I’m working hard on a research project, hoping to finish it up in the next week or so. As a PhD student, my life revolves around conference paper deadlines. Sadly, these deadlines are not extendable.
I’m designing a computer chip (or at least part of one). It’s a bit tricky because this chip is very complex. Although the ideas behind the tricky logic aren’t new or convoluted, there’s a lot of transistors involved. All of these transistors really tax every step of the design process and things that should work now result in thousands of oddly worded error messages.
The first step of my hardware design process is to write code in Verilog. Verilog is best described as the bastard child of a simple programming language like C and an evil flowchart. Although it seems like any other program, the code is more concerned about generating output bits from input bits. There’s a lot of timing involved and you have to think about how inputs will change over time. I use a design style called “Two-phase clocking”, which is a nice way of saying that some inputs are gibberish some of the time, and the other inputs are gibberish during other times.
It took me about three weeks to really finish the Verilog code and test it out. There’s a lot of work beyond this, converting the code to a chip blueprint, so it’s important that the Verilog works. You don’t want to do any of this work twice.

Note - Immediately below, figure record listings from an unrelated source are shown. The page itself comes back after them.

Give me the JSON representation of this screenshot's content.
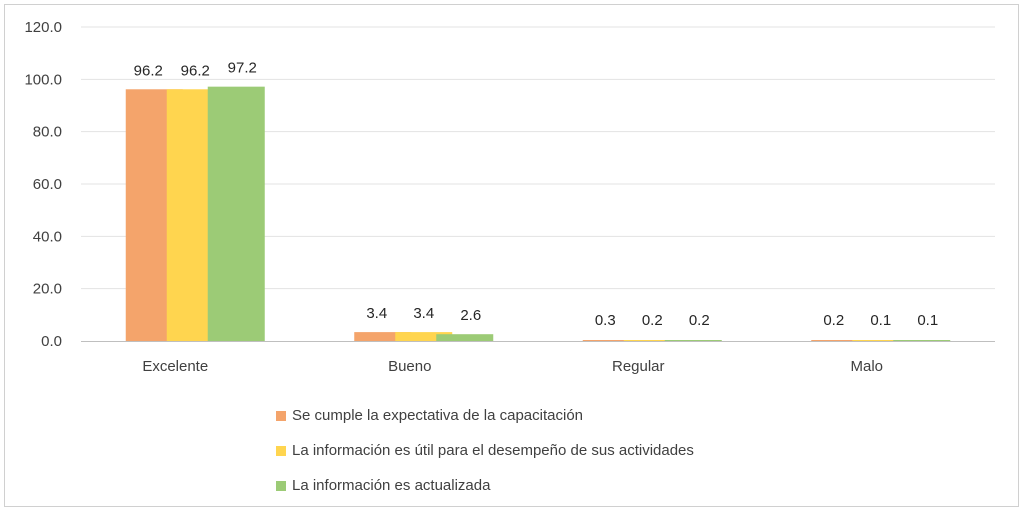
{
  "chart_data": {
    "type": "bar",
    "categories": [
      "Excelente",
      "Bueno",
      "Regular",
      "Malo"
    ],
    "series": [
      {
        "name": "Se cumple la expectativa de la capacitación",
        "color": "#F4A46B",
        "values": [
          96.2,
          3.4,
          0.3,
          0.2
        ]
      },
      {
        "name": "La información es útil para el desempeño de sus actividades",
        "color": "#FFD54F",
        "values": [
          96.2,
          3.4,
          0.2,
          0.1
        ]
      },
      {
        "name": "La información es actualizada",
        "color": "#9CCB76",
        "values": [
          97.2,
          2.6,
          0.2,
          0.1
        ]
      }
    ],
    "value_labels": [
      [
        "96.2",
        "3.4",
        "0.3",
        "0.2"
      ],
      [
        "96.2",
        "3.4",
        "0.2",
        "0.1"
      ],
      [
        "97.2",
        "2.6",
        "0.2",
        "0.1"
      ]
    ],
    "y_ticks": [
      "0.0",
      "20.0",
      "40.0",
      "60.0",
      "80.0",
      "100.0",
      "120.0"
    ],
    "ylim": [
      0,
      120
    ],
    "grid": true,
    "legend_position": "bottom"
  }
}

After this, I put my Verilog code through a program called “Design Compiler”. This takes my code and converts it into a giant computer chip recipe. It doesn’t design the chip, but decides what transistors to use and how they should connect up. Usually this process takes 15-20min, but it’s been taking me about 12 hours. That’s after a lot of fiddling with the program.
Design Compiler will spit out this recipe as another Verilog file. However, this file is much more detailed and really big. The idea is that this Verilog file is an optimized way to implement the high level ideas from my original Verilog file. Sometimes I get a lot of weird timing warnings about arcs and whatnot. This is not comforting.
The next program I have to use is Encounter. This takes the new Verilog file and comes up with a blueprint, figuring out where each of the transistors should go. This has about 10 steps and half of the time they fail for some unknown reason. One of these steps takes 60+ minutes, so it’s always fun when you go through that and find out the program has given up. When it does work, you get a spiffy looking chip, like in the Intel ads. Mine looks like this:
After all of that is done, I take the blueprint and put it in a program called Cadence. Although Cadence does a lot more, I’m only using it to make sure my blueprint makes sense and acts like it should. I’m also currently trying to analyze it to understand how all of the transistors interact. The first two steps (making sure it will work in reality) took a few hours. The analysis step, called PEX for reasons too boring to put here, took about 5 hours and abruptly failed without reason an hour ago. I changed a few settings and it’s off again. I’ll be waking up at 3am to see how that went.
After that step (please, please let PEX work this time), I’ll run the analysis through HSIM. HSIM tries to simulate the timing and energy of my circuit from the PEX analysis. This will likely take a long time as well. If that step works, I’ll have all of the data I need to write my paper.